That would be a yes.


----------



## Yikes

Pcinspector1 said:


> Hey buddy, could you give me a little room here?



Yeah, how's this?


----------



## Pcinspector1

'Joey, have you ever been in a Turkish prison?"


----------



## mark handler

Yikes said:


> Yeah, how's this?


*That just wrong*


----------



## ADAguy

West Hollywood "meet and greet" (smiling)?


----------



## Yikes

FWIW, that dual urinal is still in use in at least 2 buildings that were originally built in the 1920s, and it is the only available urinal fixture in those restrooms.  I believe the fixture manufacturer was Crane.  The owner, who shall remain unidentified in this litigious society of ours, has plans to change them out as part of an upcoming building renovation for accessibility.


----------



## steveray

Don't cross the streams!


----------



## Yikes

LOL, it's hard to see in the photo, but there's a solid porcelain "partition" between the two sides of the fixture.  It stops a few inches short of the bottom of the urinal, creating a gap where the two sides can share the common drain in the middle.
I suppose you could aim downward at the bottom of the urinal and try to bounce some splatter onto your neighbor.
Anyway, when the owner gets rid of these things, my guess is that some neighborhood bar will try to salvage them as a novelty.


----------



## instantmessenger

instantmessenger said:


> Do these minimums for wall mounted toilets still apply if we are talking about ambulatory stalls? I have a row of 6 stalls with an ambulatory and handicap at the end. The handicap stall only needs to be 56" and the 4 regular sized ones too. Does the ambulatory stall need to still be 60" deep minimum?  All are toilets are wall mounted.





ADAguy said:


> Disagreed,
> 
> Instant doesn't get it. The 9" is for wheelchair stalls, not ambulatory.

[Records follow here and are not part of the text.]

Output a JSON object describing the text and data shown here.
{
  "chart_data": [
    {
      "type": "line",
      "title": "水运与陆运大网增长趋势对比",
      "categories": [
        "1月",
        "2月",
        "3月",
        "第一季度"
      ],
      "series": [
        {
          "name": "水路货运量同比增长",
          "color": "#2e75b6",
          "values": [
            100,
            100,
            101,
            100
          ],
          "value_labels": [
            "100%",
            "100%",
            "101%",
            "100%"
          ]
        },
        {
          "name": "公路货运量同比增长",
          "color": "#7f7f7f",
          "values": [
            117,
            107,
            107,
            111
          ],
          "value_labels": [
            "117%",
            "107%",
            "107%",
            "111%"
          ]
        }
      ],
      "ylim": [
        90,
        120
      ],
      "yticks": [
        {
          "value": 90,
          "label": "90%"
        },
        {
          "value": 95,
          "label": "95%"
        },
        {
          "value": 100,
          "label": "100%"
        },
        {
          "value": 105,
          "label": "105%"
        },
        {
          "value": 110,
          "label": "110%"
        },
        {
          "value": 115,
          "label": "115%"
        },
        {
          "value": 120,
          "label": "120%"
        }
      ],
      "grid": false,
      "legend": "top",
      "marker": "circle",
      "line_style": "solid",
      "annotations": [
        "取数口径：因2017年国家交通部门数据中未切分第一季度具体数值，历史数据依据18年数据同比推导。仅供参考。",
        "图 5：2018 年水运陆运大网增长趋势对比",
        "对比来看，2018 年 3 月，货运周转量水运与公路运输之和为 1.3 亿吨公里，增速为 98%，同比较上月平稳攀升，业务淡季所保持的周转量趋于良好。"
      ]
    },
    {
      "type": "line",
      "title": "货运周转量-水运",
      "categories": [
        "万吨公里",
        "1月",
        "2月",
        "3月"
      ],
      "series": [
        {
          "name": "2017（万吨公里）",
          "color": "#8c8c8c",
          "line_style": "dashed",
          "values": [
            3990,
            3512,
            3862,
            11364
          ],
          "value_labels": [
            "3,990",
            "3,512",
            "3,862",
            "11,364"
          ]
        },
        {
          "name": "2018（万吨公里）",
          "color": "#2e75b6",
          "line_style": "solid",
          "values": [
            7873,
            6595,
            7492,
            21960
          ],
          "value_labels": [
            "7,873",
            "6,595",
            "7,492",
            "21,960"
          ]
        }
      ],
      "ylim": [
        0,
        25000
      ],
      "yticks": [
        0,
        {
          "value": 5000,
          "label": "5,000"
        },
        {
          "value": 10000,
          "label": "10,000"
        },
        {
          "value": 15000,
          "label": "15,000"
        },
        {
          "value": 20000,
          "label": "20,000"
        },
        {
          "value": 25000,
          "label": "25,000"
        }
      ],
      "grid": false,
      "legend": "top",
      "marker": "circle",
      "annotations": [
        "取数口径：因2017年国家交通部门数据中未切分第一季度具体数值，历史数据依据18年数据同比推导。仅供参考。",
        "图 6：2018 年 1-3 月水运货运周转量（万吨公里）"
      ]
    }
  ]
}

I'm not sure what your point is. Are you saying that people who use ambulatory stalls or regular stalls don't have toes?


----------



## HForester

If you want to change the codes or the standards, step up and make proposals to suggest the changes. EVERYBODY seems to loves complaining about things in codes and standards but fail to realize that they themselves, can instigate changes simply by submitting proposals. The development processes (ANSI or ICCs) require that all proposals are addressed and considered. If you can't get it passed the first time around, try try again


----------



## Yikes

HForester said:


> If you can't get it passed the first time around, try try again


A couple of times I submitted what seemed to be a no-brainer change in the code, and nothing came of it.  Now, I just read *Table 721.1(3) footnote m* in every new edition for my own amusement:

m.  Double wood floor *shall be permitted* to be either of the following:
(a) Subfloor of 1-inch nominal boarding, *a layer of asbestos paper* weighing not less than 14 pounds per 100 square feet and a layer of 1-inch nominal tongue-and-groove finished flooring; or...​


----------



## ADAguy

"asbestos!" When was this written?


----------



## mark handler

ADAguy said:


> "asbestos!" When was this written?


I remember it back in the '70's


----------



## ADAguy

So no one has seen fit to recommend deletion of the word Asbestos.


----------



## mark handler

ADAguy said:


> So no one has seen fit to recommend deletion of the word Asbestos.


Obviously Yikes has


----------